At face value, I suppose, the meaning is that our national holiday, occurring 6 1/2 weeks after February 1st, the traditional first day of spring, marks the half way point of that season. It could also be construed, however, as a reference to the fact that the weather of March, and particularly that of St Patrick's Day itself, is notoriously volatile, often bringing a harsh, unwelcome, and sometimes surprising, interruption to the progress of a season that has otherwise been waxing increasingly benign.
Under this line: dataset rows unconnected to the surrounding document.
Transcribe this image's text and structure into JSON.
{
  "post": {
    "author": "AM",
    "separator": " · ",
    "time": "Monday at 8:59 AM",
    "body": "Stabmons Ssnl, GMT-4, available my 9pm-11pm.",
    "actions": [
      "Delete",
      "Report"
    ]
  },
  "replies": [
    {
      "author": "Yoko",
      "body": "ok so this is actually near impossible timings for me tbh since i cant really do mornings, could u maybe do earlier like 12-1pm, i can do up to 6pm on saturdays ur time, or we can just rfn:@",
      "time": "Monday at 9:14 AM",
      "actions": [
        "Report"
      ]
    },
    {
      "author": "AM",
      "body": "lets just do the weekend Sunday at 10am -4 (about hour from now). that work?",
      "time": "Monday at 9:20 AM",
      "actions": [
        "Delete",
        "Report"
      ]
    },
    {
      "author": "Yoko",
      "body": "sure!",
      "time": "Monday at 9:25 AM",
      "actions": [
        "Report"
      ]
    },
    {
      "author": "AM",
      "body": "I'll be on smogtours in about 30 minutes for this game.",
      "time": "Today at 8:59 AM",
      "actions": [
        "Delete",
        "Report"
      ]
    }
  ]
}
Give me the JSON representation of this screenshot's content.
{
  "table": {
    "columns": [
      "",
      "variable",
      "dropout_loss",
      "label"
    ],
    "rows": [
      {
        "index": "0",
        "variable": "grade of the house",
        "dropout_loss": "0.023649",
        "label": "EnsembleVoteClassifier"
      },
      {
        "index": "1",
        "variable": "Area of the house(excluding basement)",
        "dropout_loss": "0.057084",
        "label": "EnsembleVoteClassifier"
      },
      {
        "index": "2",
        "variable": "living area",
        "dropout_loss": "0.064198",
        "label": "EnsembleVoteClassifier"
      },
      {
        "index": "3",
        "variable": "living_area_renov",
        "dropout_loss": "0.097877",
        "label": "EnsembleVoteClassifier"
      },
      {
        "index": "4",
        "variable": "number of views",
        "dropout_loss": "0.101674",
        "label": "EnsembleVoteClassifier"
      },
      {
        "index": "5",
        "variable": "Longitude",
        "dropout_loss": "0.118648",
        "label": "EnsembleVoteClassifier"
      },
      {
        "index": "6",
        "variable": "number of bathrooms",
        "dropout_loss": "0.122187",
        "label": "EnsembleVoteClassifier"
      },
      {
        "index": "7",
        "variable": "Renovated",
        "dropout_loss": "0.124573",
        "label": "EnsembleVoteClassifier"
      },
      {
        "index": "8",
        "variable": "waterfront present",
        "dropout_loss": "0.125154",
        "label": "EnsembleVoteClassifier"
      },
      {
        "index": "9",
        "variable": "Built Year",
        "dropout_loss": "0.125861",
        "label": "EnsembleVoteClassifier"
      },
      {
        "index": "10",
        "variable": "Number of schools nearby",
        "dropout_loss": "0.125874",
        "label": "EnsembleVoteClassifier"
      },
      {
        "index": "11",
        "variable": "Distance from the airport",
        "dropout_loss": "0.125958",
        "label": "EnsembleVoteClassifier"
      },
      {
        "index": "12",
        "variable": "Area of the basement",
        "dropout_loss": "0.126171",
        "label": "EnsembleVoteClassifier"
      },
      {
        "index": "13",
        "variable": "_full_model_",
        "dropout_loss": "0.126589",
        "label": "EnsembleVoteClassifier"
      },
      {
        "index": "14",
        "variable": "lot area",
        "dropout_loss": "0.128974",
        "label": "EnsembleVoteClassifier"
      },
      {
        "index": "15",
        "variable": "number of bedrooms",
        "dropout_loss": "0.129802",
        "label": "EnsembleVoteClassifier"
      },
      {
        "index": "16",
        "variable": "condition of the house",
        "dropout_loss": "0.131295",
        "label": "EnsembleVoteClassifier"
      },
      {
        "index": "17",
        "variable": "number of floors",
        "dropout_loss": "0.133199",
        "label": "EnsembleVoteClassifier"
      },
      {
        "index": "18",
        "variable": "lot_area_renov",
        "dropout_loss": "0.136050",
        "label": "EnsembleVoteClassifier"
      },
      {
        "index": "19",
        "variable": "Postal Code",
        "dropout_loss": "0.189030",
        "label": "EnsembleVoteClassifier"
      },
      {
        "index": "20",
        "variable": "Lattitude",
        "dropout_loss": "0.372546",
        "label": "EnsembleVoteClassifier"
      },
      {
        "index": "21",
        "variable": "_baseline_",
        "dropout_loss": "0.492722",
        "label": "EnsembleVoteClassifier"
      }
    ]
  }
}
Patrick himself was well known for his interest in the weather. When Oisin returned from Tir na nOg, for example, one of the first people he met along the road was the saint himself, who asked him to describe the weather as it was when he, Oisin, was young. The gnarled old man was brief and to the point: "Samhrndh riabhach, fomhar grianach, geimhreadh ceoch agus earrach reoch", he told the saint: the mixture is a still familiar one - "a dull changeable summer, a sunny autumn, followed by a misty winter and a frosty spring".
Patrick, however, was a man of many talents, and had his own unique ways of coping with the meteorological vicissitudes of Irish life:
Saint Patrick, as in legends told,
The morning being very cold,
In order to assuage the weather,
Collected bits of ice together,
He gently breathed upon the pyre,
And every fragment blazed on fire!
And he also has ways and means of arranging the elements to suit his partoral purposes, with the result that according to age old tradition the winds on St Patrick's Day always follow a prescribed pattern. In the highlands of Scotland, it seems, St Patrick is as much honoured as he is here, his feast day being regarded as the first day of spring. For these reasons, is it Patrick's custom to depart for the Hebrides on the morning of 17th to visit his distant parishioners, and to make the journey easier, he arranges for himself to have a following southerly wind. Later in the day, he arranges that the wind be northerly to facilitate his return journey.